In den Minen arbeiten sie noch genau gleich wie vor Hunderten von Jahren, ohne Grundlegendes zu veraendern, wobei fuer einen Aussenstehenden bei erster Betrachtung klar wird, dass etliche einfache Verbesserungen vorgenommen werden koennten: Statt beispielsweise das Gestein direkt von den Schienenwagen in die Kuebel zu leeren, leeren sie es zuerst auf den Boden aus, um es danach muehsam in die Kuebel zu schaufeln. Ich wuerde es auch nicht glauben, wenn ich es nicht selber gesehen haette.
Auch scheint es an kombinatorischem Denken und Einfuehlvermoegen zu fehlen: Wenn man jemanden zu verstehen gibt, dass man ihn nicht verstanden hat, sagt er das genau Gleiche wieder, ohne Aenderung der Wortwahl oder Geschwindigkeit. Wenn man ihn danach nach dem Sinn eines Wortes fragt, ist er nicht imstande, dieses zu Umschreiben, er wiederholt es einfach wieder. In einem Restaurant wollte ich Huehnchen bestellen, habe aber statt 'Poio' 'Polo' gesagt, der hat auch nach erwaehnen des obersten Punktes auf der Menuekarte nicht begriffen, was ich will. Ein Beispiel, welches ich nicht selbst erlebt, aber aus verlaesslicher Quelle gehoert habe: Bestellt man zwei Drinks der gleichen Sorte, wird zuerst der eine, dann der andere gemixt, nacheinander, nicht gleichzeitig.

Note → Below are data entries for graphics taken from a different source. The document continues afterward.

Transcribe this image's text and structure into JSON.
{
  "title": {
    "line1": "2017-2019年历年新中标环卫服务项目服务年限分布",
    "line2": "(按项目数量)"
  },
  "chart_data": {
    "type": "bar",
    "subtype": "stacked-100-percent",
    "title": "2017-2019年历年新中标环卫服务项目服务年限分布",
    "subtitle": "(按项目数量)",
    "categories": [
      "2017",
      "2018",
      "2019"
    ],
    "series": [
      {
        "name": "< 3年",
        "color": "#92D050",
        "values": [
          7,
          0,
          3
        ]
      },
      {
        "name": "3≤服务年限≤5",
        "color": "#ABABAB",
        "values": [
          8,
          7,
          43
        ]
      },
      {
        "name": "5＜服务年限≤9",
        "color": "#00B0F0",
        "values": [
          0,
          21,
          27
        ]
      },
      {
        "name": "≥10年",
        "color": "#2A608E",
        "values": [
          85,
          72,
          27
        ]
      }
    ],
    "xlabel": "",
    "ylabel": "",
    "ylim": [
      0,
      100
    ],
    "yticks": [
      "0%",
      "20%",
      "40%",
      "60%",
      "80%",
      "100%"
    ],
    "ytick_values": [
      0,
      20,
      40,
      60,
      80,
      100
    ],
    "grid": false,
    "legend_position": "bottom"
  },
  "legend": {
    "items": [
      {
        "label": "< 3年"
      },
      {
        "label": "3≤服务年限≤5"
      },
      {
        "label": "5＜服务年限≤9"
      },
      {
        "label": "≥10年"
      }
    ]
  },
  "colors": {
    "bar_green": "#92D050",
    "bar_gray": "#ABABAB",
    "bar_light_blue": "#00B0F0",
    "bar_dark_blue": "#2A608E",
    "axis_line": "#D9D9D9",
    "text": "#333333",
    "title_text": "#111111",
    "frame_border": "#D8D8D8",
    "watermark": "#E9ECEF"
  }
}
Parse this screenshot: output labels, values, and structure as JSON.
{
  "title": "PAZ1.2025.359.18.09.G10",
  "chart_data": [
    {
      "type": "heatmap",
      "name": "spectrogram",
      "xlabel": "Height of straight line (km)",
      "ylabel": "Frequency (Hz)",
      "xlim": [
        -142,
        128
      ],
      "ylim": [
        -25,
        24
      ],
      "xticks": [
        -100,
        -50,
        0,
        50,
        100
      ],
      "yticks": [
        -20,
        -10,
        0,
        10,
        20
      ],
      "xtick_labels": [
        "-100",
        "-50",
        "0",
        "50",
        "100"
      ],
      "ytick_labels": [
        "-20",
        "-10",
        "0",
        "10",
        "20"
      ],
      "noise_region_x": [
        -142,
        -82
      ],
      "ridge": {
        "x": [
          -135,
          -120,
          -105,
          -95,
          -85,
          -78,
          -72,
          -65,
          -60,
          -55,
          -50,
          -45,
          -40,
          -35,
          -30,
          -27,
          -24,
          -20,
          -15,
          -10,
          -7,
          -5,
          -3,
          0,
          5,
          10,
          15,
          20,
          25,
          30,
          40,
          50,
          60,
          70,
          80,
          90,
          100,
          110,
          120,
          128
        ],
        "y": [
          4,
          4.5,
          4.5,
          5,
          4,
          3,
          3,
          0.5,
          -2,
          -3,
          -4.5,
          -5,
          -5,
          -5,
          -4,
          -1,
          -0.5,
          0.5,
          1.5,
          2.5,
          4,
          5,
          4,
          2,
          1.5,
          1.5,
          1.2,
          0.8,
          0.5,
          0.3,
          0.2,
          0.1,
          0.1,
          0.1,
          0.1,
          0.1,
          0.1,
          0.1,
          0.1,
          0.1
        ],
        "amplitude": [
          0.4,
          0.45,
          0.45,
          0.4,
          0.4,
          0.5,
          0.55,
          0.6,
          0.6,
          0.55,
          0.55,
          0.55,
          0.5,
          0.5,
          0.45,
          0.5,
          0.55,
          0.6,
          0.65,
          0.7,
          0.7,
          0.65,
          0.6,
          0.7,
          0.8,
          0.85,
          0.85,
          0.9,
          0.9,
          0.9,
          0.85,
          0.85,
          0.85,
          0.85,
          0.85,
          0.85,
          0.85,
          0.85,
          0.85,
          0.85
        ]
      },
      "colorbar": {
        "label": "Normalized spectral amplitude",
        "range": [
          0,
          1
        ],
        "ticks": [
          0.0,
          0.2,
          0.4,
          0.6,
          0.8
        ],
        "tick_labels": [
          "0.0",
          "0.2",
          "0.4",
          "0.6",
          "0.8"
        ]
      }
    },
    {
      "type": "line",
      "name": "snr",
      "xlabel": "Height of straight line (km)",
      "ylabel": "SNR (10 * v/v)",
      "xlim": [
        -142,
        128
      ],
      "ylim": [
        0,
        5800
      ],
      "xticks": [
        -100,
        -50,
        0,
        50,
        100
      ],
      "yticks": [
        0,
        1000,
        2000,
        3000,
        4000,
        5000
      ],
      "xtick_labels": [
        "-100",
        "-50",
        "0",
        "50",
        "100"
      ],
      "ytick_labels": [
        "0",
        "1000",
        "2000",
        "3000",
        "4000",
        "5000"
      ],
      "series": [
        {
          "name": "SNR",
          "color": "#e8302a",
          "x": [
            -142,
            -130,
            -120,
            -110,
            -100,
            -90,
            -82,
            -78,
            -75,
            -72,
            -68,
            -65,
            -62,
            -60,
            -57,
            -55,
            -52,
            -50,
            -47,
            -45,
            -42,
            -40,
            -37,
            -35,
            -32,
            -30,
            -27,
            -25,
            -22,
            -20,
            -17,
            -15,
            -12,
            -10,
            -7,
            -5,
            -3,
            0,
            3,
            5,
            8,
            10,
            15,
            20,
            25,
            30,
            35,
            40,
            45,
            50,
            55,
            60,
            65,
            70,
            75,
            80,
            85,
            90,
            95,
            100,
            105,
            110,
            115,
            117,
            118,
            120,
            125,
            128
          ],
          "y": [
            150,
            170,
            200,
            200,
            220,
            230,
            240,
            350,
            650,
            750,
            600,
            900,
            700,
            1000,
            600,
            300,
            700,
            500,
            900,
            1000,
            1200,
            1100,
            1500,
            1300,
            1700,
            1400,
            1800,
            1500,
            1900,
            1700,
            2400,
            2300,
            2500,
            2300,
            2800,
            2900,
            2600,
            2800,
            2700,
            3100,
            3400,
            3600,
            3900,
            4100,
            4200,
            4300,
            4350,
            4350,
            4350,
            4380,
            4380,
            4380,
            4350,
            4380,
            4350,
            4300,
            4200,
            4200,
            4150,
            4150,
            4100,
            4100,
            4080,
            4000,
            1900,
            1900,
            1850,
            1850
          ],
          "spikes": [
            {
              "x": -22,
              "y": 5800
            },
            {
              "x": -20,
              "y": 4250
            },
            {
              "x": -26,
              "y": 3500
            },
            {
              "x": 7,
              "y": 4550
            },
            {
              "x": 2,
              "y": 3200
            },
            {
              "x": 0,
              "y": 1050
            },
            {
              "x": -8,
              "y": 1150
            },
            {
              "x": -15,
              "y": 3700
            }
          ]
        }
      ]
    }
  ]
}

Natuerlich darf man nicht verallgemeineren, hoere ich viele mit erhobenem Zeigfinger sagen, aber diese und viele weitere Beispiele durchs Band weg stimmen einem schon etwas nachdenklich. Kein Wunder geht es mit dem Land nicht vorwaerts, bei so innovationsfeindlichem Klima und eindimensionalem Denken. Aber ich denke, es ist eine Frage der Zeit und somit Entwicklung, bis sich auch dieser Umstand bessert.
Zum Schluss noch eine kleine Anekdote: Als ich mit einem Taxifahrer in La Paz plauderte, fragte er mich, ob es in der Schweiz ganz allgemein denn anders sei als in Bolivien. Freundlich wie ich bin, drueckte ich mich um eine offene Antwort und sagte, dass die Kultur halt ein wenig anders und das Klima kaelter sei. Und anluegen ('Nein, ist genau gleich, ich beispielsweise wohne in einer 10 qm Lehmhuette, erledige mein Geschaeft in einem Loch im Schafstall und verkaufe tagsueber auf der Strasse Nuesse (Aerdnoessli! Froeschi Aerdnoessli!)') ist auch nicht die feine Art.